Friday, January 7, 2022

A January Thaw?

 


    A thaw  would be a relief from many things, for many reasons.

    What else can one expect after two snowfalls in four days (counting the nights)?  This is a month that is best lived day-to-day in search of sun and anything else conductive to good health and personal welfare. The country now more than ever is in search of its  democratic foundations  and a way out of the misinformation tide threatening to drown all civility.

    I had, for a while, at the top of a list of notably negative signs the titles of notably popular books (at least on one December poll). 'The Bitch Is Back.' "Thug Matrimony' and 'Empire of Pain,' plus Congress member Robert F Kennedy's anti-Fauci rants.  But there is only so much ill will a person can absorb before rejecting omens of any kind.

    Especially when one's birthday falls on the date of the Christian Orthodox Christmas. Bring on the lights and flowers and celebrate.

    At this point in the pandemic (capitalized or not?) it makes sense to identify the many different emotions and patterns of daily living can be attributed to what for most people is a very attenuated life. At least a life lived to the fullest. Lessons or habits learned throughout a seesaw nearly-two-year scourge?

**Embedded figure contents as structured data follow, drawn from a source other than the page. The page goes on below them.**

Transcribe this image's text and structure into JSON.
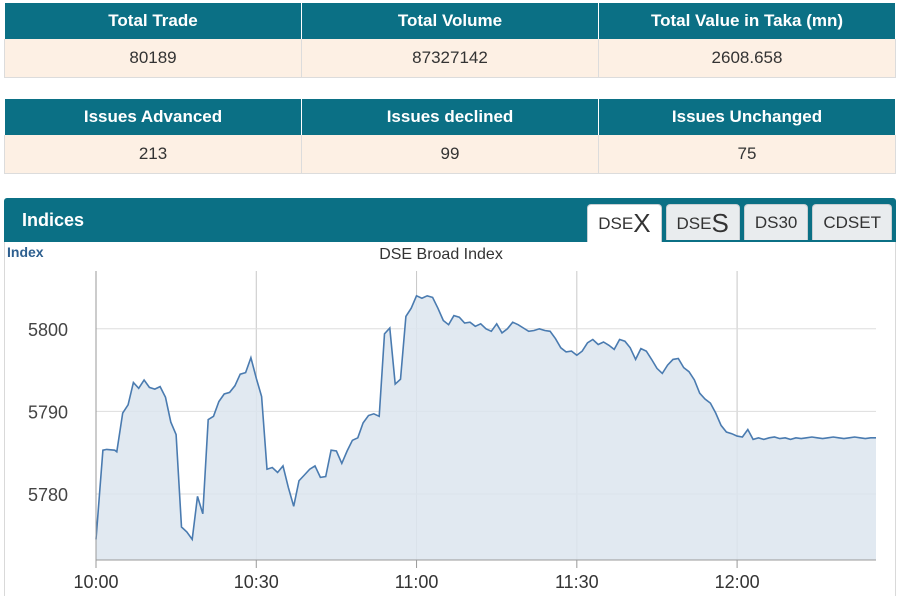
{
  "summary_top": {
    "headers": [
      "Total Trade",
      "Total Volume",
      "Total Value in Taka (mn)"
    ],
    "values": [
      "80189",
      "87327142",
      "2608.658"
    ]
  },
  "summary_issues": {
    "headers": [
      "Issues Advanced",
      "Issues declined",
      "Issues Unchanged"
    ],
    "values": [
      "213",
      "99",
      "75"
    ]
  },
  "indices": {
    "title": "Indices",
    "tabs": [
      {
        "prefix": "DSE",
        "big": "X"
      },
      {
        "prefix": "DSE",
        "big": "S"
      },
      {
        "prefix": "DS30",
        "big": ""
      },
      {
        "prefix": "CDSET",
        "big": ""
      }
    ],
    "active_tab": 0
  },
  "colors": {
    "header": "#0b7085",
    "cell_bg": "#fdf0e4",
    "line": "#4a7bb0",
    "area": "#dce5ef"
  },
  "chart_data": {
    "type": "area",
    "title": "DSE Broad Index",
    "ylabel": "Index",
    "x_ticks": [
      "10:00",
      "10:30",
      "11:00",
      "11:30",
      "12:00"
    ],
    "x_tick_minutes": [
      0,
      30,
      60,
      90,
      120
    ],
    "y_ticks": [
      5780,
      5790,
      5800
    ],
    "xlim": [
      0,
      146
    ],
    "ylim": [
      5772,
      5807
    ],
    "grid": true,
    "series": [
      {
        "x": [
          0,
          1.3,
          2,
          3.5,
          3.9,
          5,
          6,
          7,
          8,
          9,
          10,
          11,
          12,
          13,
          14,
          15,
          16,
          17,
          18,
          19,
          20,
          21,
          22,
          23,
          24,
          25,
          26,
          27,
          28,
          29,
          30,
          31,
          32,
          33,
          34,
          35,
          36,
          37,
          38,
          39,
          40,
          41,
          42,
          43,
          44,
          45,
          46,
          47,
          48,
          49,
          50,
          51,
          52,
          53,
          54,
          55,
          56,
          57,
          58,
          59,
          60,
          61,
          62,
          63,
          64,
          65,
          66,
          67,
          68,
          69,
          70,
          71,
          72,
          73,
          74,
          75,
          76,
          77,
          78,
          79,
          80,
          81,
          82,
          83,
          84,
          85,
          86,
          87,
          88,
          89,
          90,
          91,
          92,
          93,
          94,
          95,
          96,
          97,
          98,
          99,
          100,
          101,
          102,
          103,
          104,
          105,
          106,
          107,
          108,
          109,
          110,
          111,
          112,
          113,
          114,
          115,
          116,
          117,
          118,
          119,
          120,
          121,
          122,
          123,
          124,
          125,
          126,
          127,
          128,
          129,
          130,
          131,
          132,
          133,
          134,
          135,
          136,
          137,
          138,
          139,
          140,
          141,
          142,
          143,
          144,
          145,
          146
        ],
        "values": [
          5774.5,
          5785.3,
          5785.4,
          5785.3,
          5785.1,
          5789.8,
          5790.8,
          5793.5,
          5792.8,
          5793.8,
          5792.9,
          5792.7,
          5793.0,
          5791.7,
          5788.7,
          5787.2,
          5776.0,
          5775.4,
          5774.5,
          5779.7,
          5777.6,
          5789.0,
          5789.4,
          5791.2,
          5792.1,
          5792.3,
          5793.1,
          5794.5,
          5794.7,
          5796.5,
          5794.0,
          5791.8,
          5783.0,
          5783.2,
          5782.6,
          5783.4,
          5780.8,
          5778.5,
          5781.6,
          5782.3,
          5783.0,
          5783.4,
          5782.0,
          5782.1,
          5785.3,
          5785.2,
          5783.7,
          5785.2,
          5786.5,
          5786.8,
          5788.6,
          5789.5,
          5789.7,
          5789.4,
          5799.4,
          5800.1,
          5793.3,
          5793.9,
          5801.5,
          5802.5,
          5804.0,
          5803.7,
          5804.0,
          5803.8,
          5802.5,
          5801.0,
          5800.5,
          5801.6,
          5801.4,
          5800.7,
          5800.8,
          5800.3,
          5800.6,
          5800.0,
          5799.7,
          5800.6,
          5799.5,
          5800.0,
          5800.8,
          5800.5,
          5800.1,
          5799.7,
          5799.8,
          5800.0,
          5799.8,
          5799.7,
          5798.8,
          5797.7,
          5797.2,
          5797.3,
          5796.8,
          5797.3,
          5798.3,
          5798.7,
          5798.1,
          5798.4,
          5798.0,
          5797.5,
          5798.7,
          5798.5,
          5797.7,
          5796.3,
          5797.6,
          5797.3,
          5796.3,
          5795.2,
          5794.6,
          5795.6,
          5796.3,
          5796.4,
          5795.3,
          5794.8,
          5793.8,
          5792.2,
          5791.5,
          5791.0,
          5789.8,
          5788.3,
          5787.5,
          5787.3,
          5787.0,
          5786.9,
          5787.8,
          5786.6,
          5786.8,
          5786.6,
          5786.8,
          5786.9,
          5786.7,
          5786.8,
          5786.6,
          5786.8,
          5786.7,
          5786.8,
          5786.9,
          5786.8,
          5786.7,
          5786.8,
          5786.9,
          5786.8,
          5786.7,
          5786.8,
          5786.9,
          5786.8,
          5786.7,
          5786.8,
          5786.8
        ]
      }
    ]
  }
}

    I write in haste, the two that occur to me: how important it is to keep a schedule - but not too perfectly; and the necessity of reading at least one book a week. Book titles are my diary of sorts. The object of holding on to some sort of daily schedule is to know how and when to break it. Finally late January 2022, I do just : I become a tourist in New York City - traveling by train to Manhattan and staying two nights in a hotel while visiting friends whom I have not seen and barely talked with in two years. In normal times such a trip would involve theater and some semblance of social life.  For one couple who are keeping strict discipline to be apart from strangers inside a building, this involves dinner outside under a plastic tent. A single heater bar overhead sustains us - barely - along with the handout plastic packet revealing a sheet of shiny silver mylar to cover our legs. A compromise, always the compromise. To enter museums it is necessary to order a  visiting period ahead online and to give proof of ID and vaccinations at the door. The upside is fewer people around, a less crowded city, and a vague sense of time suspended. I miss the absence of spontaneity: strangers communicating. The mandated mask policy inhibits such a thing. 

    As for getting through ordinary days, I am not the only person I'm sure to fall prey to addiction to New York Times cooking column or App or whatever comes with my print subscription. Sam Sifton is my guide most of the time. I ignore the lures of games and crosswords in favor of parsing recipes and treating them as treasure hunts: do I/will I have the ingredients to try this or that new or familiar challenge and what will happen as I must boldly reduce each one by three-quarters.  (The live-alone syndrome.) Mainly I fail in the attempt, being an impatient soul, but I end up with some sense of being on a journey that substitutes in some small way, for being out in the world.